Older veterans may be at even greater risk for falls due to their high rate of co-existing medical conditions. The VA Medical Center has made research into fall prevention a high priority, but effective programs only reduce falls by 30 percent.

Now the center, located at 10 N. Greene St., is conducting a study to determine whether a combination of interventions will help reduce falls better among older veterans.

This research may lead to new and effective interventions that could reduce fall risk, injury-related hospitalization and death. It is hoped that it can also be implemented at other VA Centers, as well as throughout the community.

What exercise is best?

Tai chi is currently considered to be one of the most effective fall prevention exercise interventions, and is endorsed by the Centers for Disease Control and Prevention (CDC). However, there are few studies comparing tai chi with other methods to help prevent falls.

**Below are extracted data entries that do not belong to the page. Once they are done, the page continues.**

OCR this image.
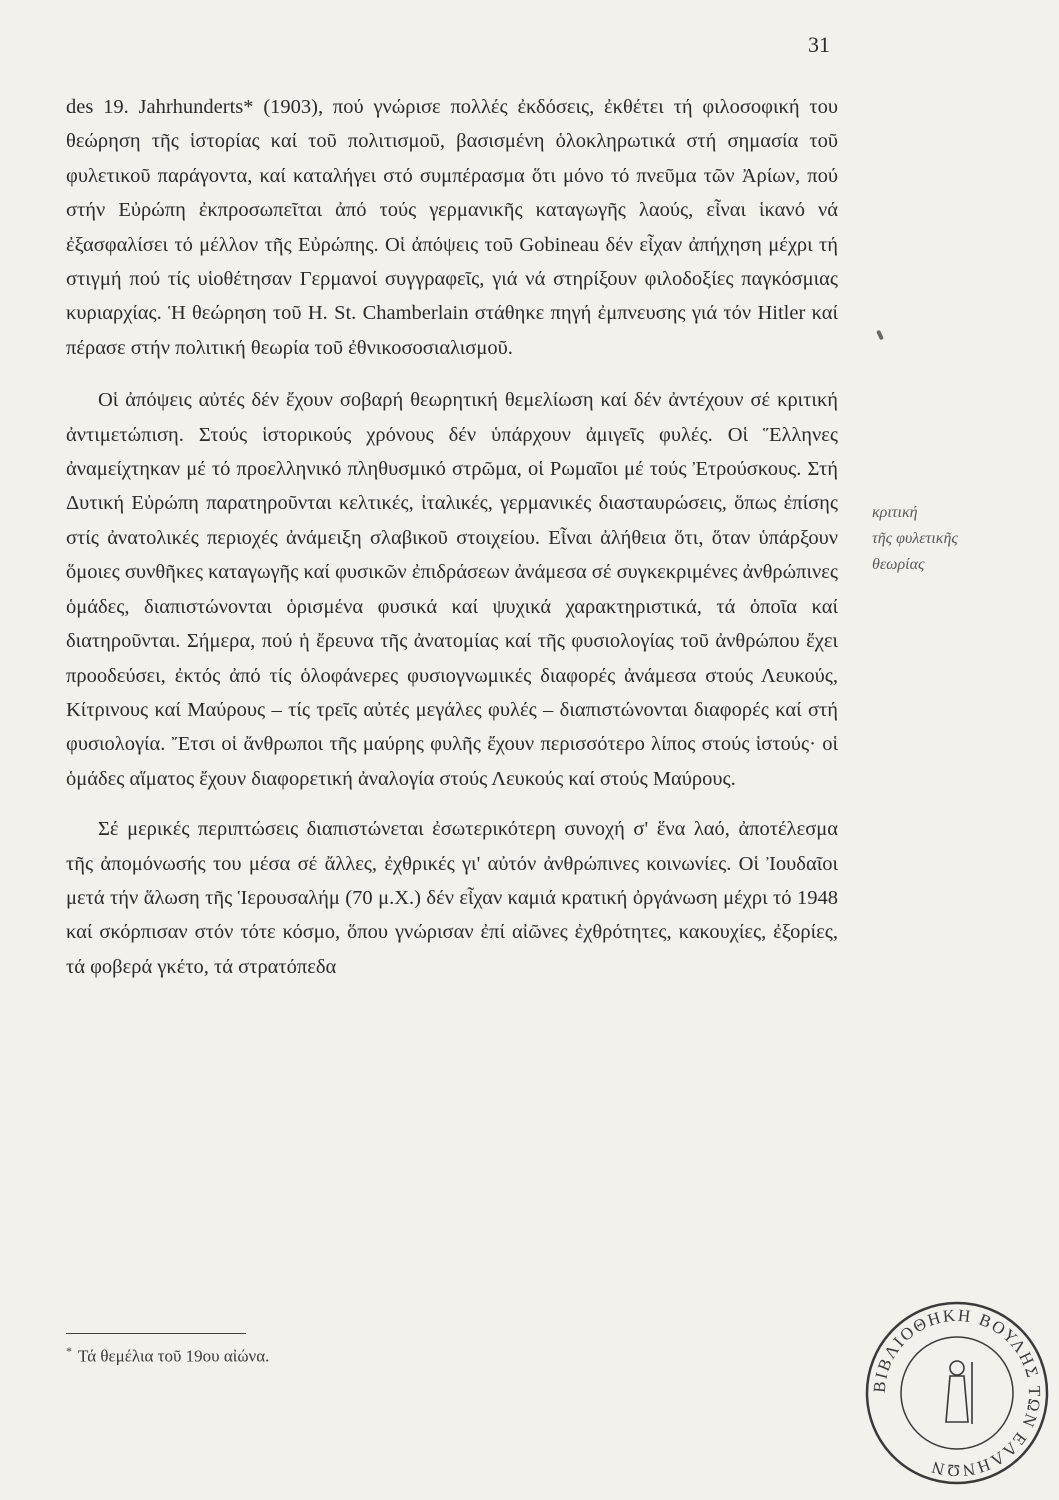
31

des 19. Jahrhunderts* (1903), πού γνώρισε πολλές ἐκδόσεις, ἐκθέτει τή φιλοσοφική του θεώρηση τῆς ἱστορίας καί τοῦ πολιτισμοῦ, βασισμένη ὁλοκληρωτικά στή σημασία τοῦ φυλετικοῦ παράγοντα, καί καταλήγει στό συμπέρασμα ὅτι μόνο τό πνεῦμα τῶν Ἀρίων, πού στήν Εὐρώπη ἐκπροσωπεῖται ἀπό τούς γερμανικῆς καταγωγῆς λαούς, εἶναι ἱκανό νά ἐξασφαλίσει τό μέλλον τῆς Εὐρώπης. Οἱ ἀπόψεις τοῦ Gobineau δέν εἶχαν ἀπήχηση μέχρι τή στιγμή πού τίς υἱοθέτησαν Γερμανοί συγγραφεῖς, γιά νά στηρίξουν φιλοδοξίες παγκόσμιας κυριαρχίας. Ἡ θεώρηση τοῦ H. St. Chamberlain στάθηκε πηγή ἐμπνευσης γιά τόν Hitler καί πέρασε στήν πολιτική θεωρία τοῦ ἐθνικοσοσιαλισμοῦ.

Οἱ ἀπόψεις αὐτές δέν ἔχουν σοβαρή θεωρητική θεμελίωση καί δέν ἀντέχουν σέ κριτική ἀντιμετώπιση. Στούς ἱστορικούς χρόνους δέν ὑπάρχουν ἀμιγεῖς φυλές. Οἱ Ἕλληνες ἀναμείχτηκαν μέ τό προελληνικό πληθυσμικό στρῶμα, οἱ Ρωμαῖοι μέ τούς Ἐτρούσκους. Στή Δυτική Εὐρώπη παρατηροῦνται κελτικές, ἰταλικές, γερμανικές διασταυρώσεις, ὅπως ἐπίσης στίς ἀνατολικές περιοχές ἀνάμειξη σλαβικοῦ στοιχείου. Εἶναι ἀλήθεια ὅτι, ὅταν ὑπάρξουν ὅμοιες συνθῆκες καταγωγῆς καί φυσικῶν ἐπιδράσεων ἀνάμεσα σέ συγκεκριμένες ἀνθρώπινες ὁμάδες, διαπιστώνονται ὁρισμένα φυσικά καί ψυχικά χαρακτηριστικά, τά ὁποῖα καί διατηροῦνται. Σήμερα, πού ἡ ἔρευνα τῆς ἀνατομίας καί τῆς φυσιολογίας τοῦ ἀνθρώπου ἔχει προοδεύσει, ἐκτός ἀπό τίς ὁλοφάνερες φυσιογνωμικές διαφορές ἀνάμεσα στούς Λευκούς, Κίτρινους καί Μαύρους – τίς τρεῖς αὐτές μεγάλες φυλές – διαπιστώνονται διαφορές καί στή φυσιολογία. Ἔτσι οἱ ἄνθρωποι τῆς μαύρης φυλῆς ἔχουν περισσότερο λίπος στούς ἱστούς· οἱ ὁμάδες αἵματος ἔχουν διαφορετική ἀναλογία στούς Λευκούς καί στούς Μαύρους.

Σέ μερικές περιπτώσεις διαπιστώνεται ἐσωτερικότερη συνοχή σ' ἕνα λαό, ἀποτέλεσμα τῆς ἀπομόνωσής του μέσα σέ ἄλλες, ἐχθρικές γι' αὐτόν ἀνθρώπινες κοινωνίες. Οἱ Ἰουδαῖοι μετά τήν ἅλωση τῆς Ἱερουσαλήμ (70 μ.Χ.) δέν εἶχαν καμιά κρατική ὀργάνωση μέχρι τό 1948 καί σκόρπισαν στόν τότε κόσμο, ὅπου γνώρισαν ἐπί αἰῶνες ἐχθρότητες, κακουχίες, ἐξορίες, τά φοβερά γκέτο, τά στρατόπεδα

κριτική
τῆς φυλετικῆς
θεωρίας
* Τά θεμέλια τοῦ 19ου αἰώνα.
ΒΙΒΛΙΟΘΗΚΗ ΒΟΥΛΗΣ ΤΩΝ ΕΛΛΗΝΩΝ
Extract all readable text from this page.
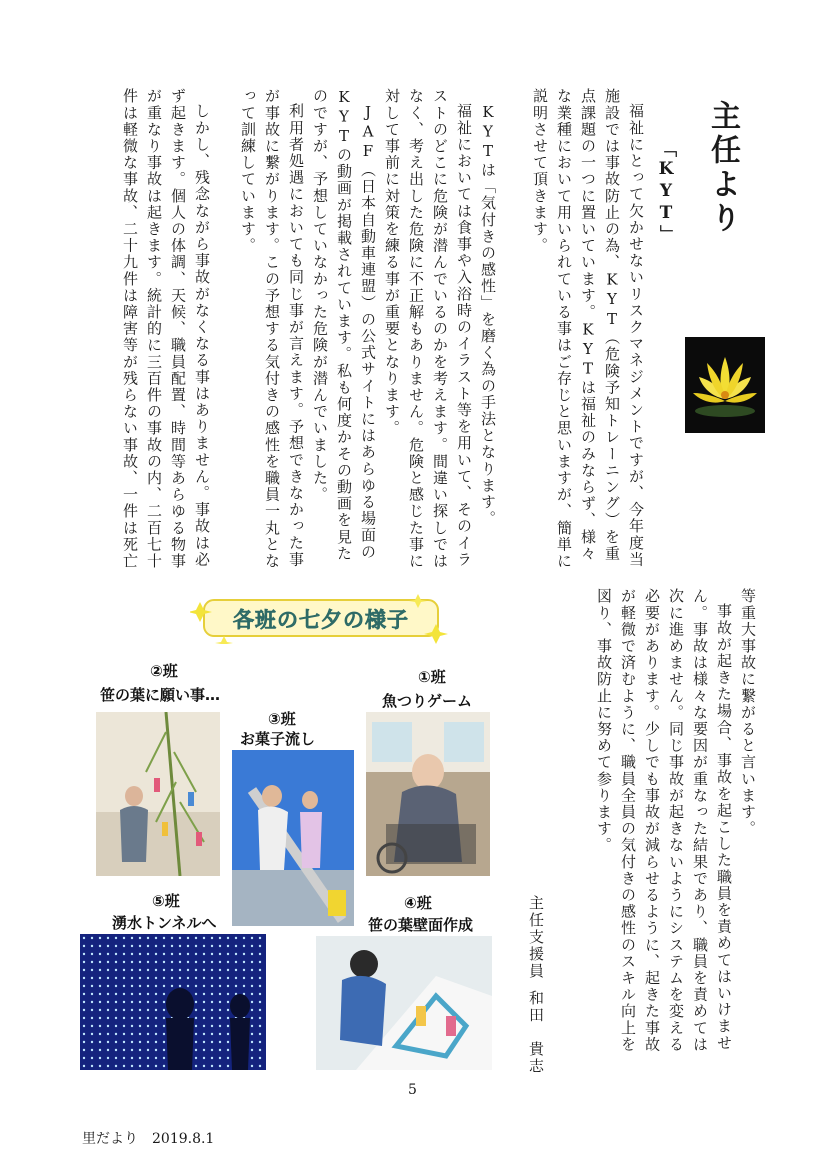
主任より
「KYT」

福祉にとって欠かせないリスクマネジメントですが、今年度当施設では事故防止の為、KYT（危険予知トレーニング）を重点課題の一つに置いています。KYTは福祉のみならず、様々な業種において用いられている事はご存じと思いますが、簡単に説明させて頂きます。

KYTは「気付きの感性」を磨く為の手法となります。

福祉においては食事や入浴時のイラスト等を用いて、そのイラストのどこに危険が潜んでいるのかを考えます。間違い探しではなく、考え出した危険に不正解もありません。危険と感じた事に対して事前に対策を練る事が重要となります。

JAF（日本自動車連盟）の公式サイトにはあらゆる場面のKYTの動画が掲載されています。私も何度かその動画を見たのですが、予想していなかった危険が潜んでいました。

利用者処遇においても同じ事が言えます。予想できなかった事が事故に繋がります。この予想する気付きの感性を職員一丸となって訓練しています。

しかし、残念ながら事故がなくなる事はありません。事故は必ず起きます。個人の体調、天候、職員配置、時間等あらゆる物事が重なり事故は起きます。統計的に三百件の事故の内、二百七十件は軽微な事故、二十九件は障害等が残らない事故、一件は死亡

等重大事故に繋がると言います。

事故が起きた場合、事故を起こした職員を責めてはいけません。事故は様々な要因が重なった結果であり、職員を責めては次に進めません。同じ事故が起きないようにシステムを変える必要があります。少しでも事故が減らせるように、起きた事故が軽微で済むように、職員全員の気付きの感性のスキル向上を図り、事故防止に努めて参ります。

主任支援員
和田　貴志
各班の七夕の様子
①班
魚つりゲーム
②班
笹の葉に願い事…
③班
お菓子流し
④班
笹の葉壁面作成
⑤班
湧水トンネルへ
5
里だより　2019.8.1
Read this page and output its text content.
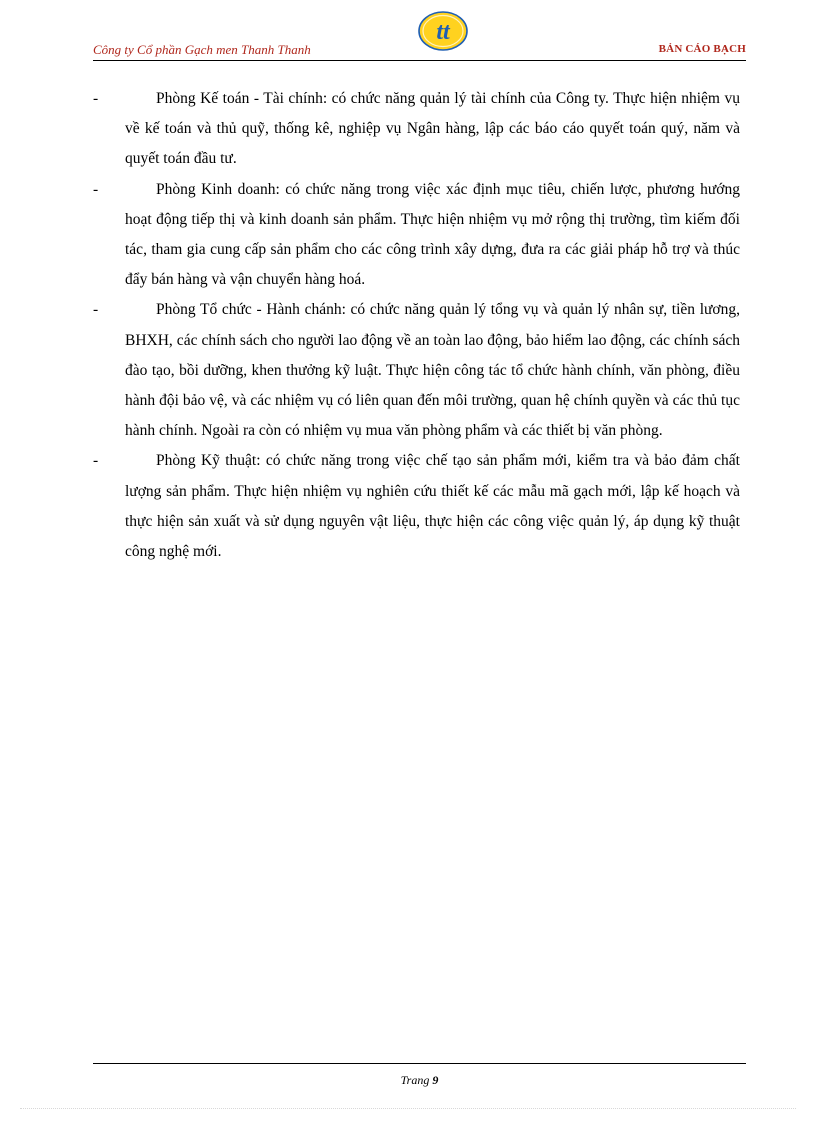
Công ty Cổ phần Gạch men Thanh Thanh
tt
BẢN CÁO BẠCH
-	Phòng Kế toán - Tài chính: có chức năng quản lý tài chính của Công ty. Thực hiện nhiệm vụ về kế toán và thủ quỹ, thống kê, nghiệp vụ Ngân hàng, lập các báo cáo quyết toán quý, năm và quyết toán đầu tư.
-	Phòng Kinh doanh: có chức năng trong việc xác định mục tiêu, chiến lược, phương hướng hoạt động tiếp thị và kinh doanh sản phẩm. Thực hiện nhiệm vụ mở rộng thị trường, tìm kiếm đối tác, tham gia cung cấp sản phẩm cho các công trình xây dựng, đưa ra các giải pháp hỗ trợ và thúc đẩy bán hàng và vận chuyển hàng hoá.
-	Phòng Tổ chức - Hành chánh: có chức năng quản lý tổng vụ và quản lý nhân sự, tiền lương, BHXH, các chính sách cho người lao động về an toàn lao động, bảo hiểm lao động, các chính sách đào tạo, bồi dưỡng, khen thưởng kỹ luật. Thực hiện công tác tổ chức hành chính, văn phòng, điều hành đội bảo vệ, và các nhiệm vụ có liên quan đến môi trường, quan hệ chính quyền và các thủ tục hành chính. Ngoài ra còn có nhiệm vụ mua văn phòng phẩm và các thiết bị văn phòng.
-	Phòng Kỹ thuật: có chức năng trong việc chế tạo sản phẩm mới, kiểm tra và bảo đảm chất lượng sản phẩm. Thực hiện nhiệm vụ nghiên cứu thiết kế các mẫu mã gạch mới, lập kế hoạch và thực hiện sản xuất và sử dụng nguyên vật liệu, thực hiện các công việc quản lý, áp dụng kỹ thuật công nghệ mới.
Trang 9
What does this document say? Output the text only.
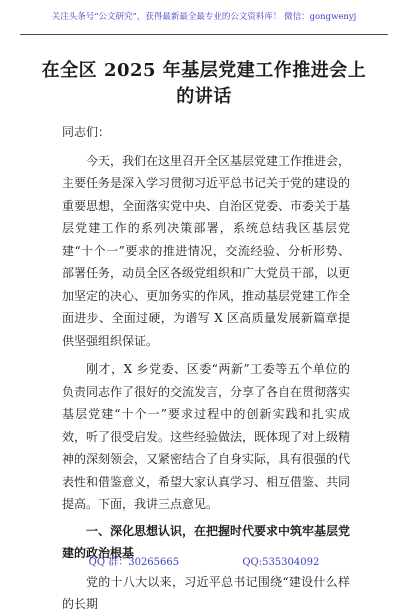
关注头条号“公文研究”，获得最新最全最专业的公文资料库！ 微信：gongwenyj
在全区 2025 年基层党建工作推进会上的讲话

同志们：

今天，我们在这里召开全区基层党建工作推进会，主要任务是深入学习贯彻习近平总书记关于党的建设的重要思想，全面落实党中央、自治区党委、市委关于基层党建工作的系列决策部署，系统总结我区基层党建“十个一”要求的推进情况，交流经验、分析形势、部署任务，动员全区各级党组织和广大党员干部，以更加坚定的决心、更加务实的作风，推动基层党建工作全面进步、全面过硬，为谱写 X 区高质量发展新篇章提供坚强组织保证。

刚才，X 乡党委、区委“两新”工委等五个单位的负责同志作了很好的交流发言，分享了各自在贯彻落实基层党建“十个一”要求过程中的创新实践和扎实成效，听了很受启发。这些经验做法，既体现了对上级精神的深刻领会，又紧密结合了自身实际，具有很强的代表性和借鉴意义，希望大家认真学习、相互借鉴、共同提高。下面，我讲三点意见。

一、深化思想认识，在把握时代要求中筑牢基层党建的政治根基

党的十八大以来，习近平总书记围绕“建设什么样的长期

QQ 群：30265665	QQ:535304092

While tai chi may generally improve balance, decrease fall risk, and improve lower body strength, it may not improve gait and mobility, and does little to improve the negotiation of obstacles — which is one of the largest contributors to a fall.

The majority of falls occur during walking, with slips and trips being the most common causes. Investigators believe that targeted interventions that focus on improving stepping and walking ability may be more effective at improving balance and reducing falls.

The VA Medical Center study will compare tai chi to a multimodal balance intervention (MMBI) program that will focus on standing balance, walking, stepping, strength training and recovery from a slip.

Six months of classes

Participants will be randomly assigned to one of two groups. Those in one group will attend an hour-long class three times a week that will consist of balance work, a supervised obstacle course, and lower extremity and core strengthening.

Over the six months of class, the exercises will gradually increase in difficulty to challenge balance. A skilled instructor will lead each class, and one to two assistants will be present to assist with fall risk prevention.

Participants in the second group will attend an hour-long supervised tai chi class three times a week. All tai chi classes will be taught in a group setting by an experienced instructor.

The emphasis during the class will be on standing movements, body alignment, weight shift and changes of direction. Movements will be adapted as the class progresses to increase the difficulty of weight shift and change in direction over time so that participants’ balance is continually challenged throughout the six months. Chairs or hand rails will be available for the participants to use as needed for balance recovery.

Who is eligible for the study?

The investigators plan to enroll 56 veterans over the age of 65 who live in the community. They will be randomly divided between the two types of classes. Participants must have had a fall in the last year and be at high risk for another fall.

The investigators will follow all participants for six months after completion of the exercise program to examine differences in fall rates between the groups.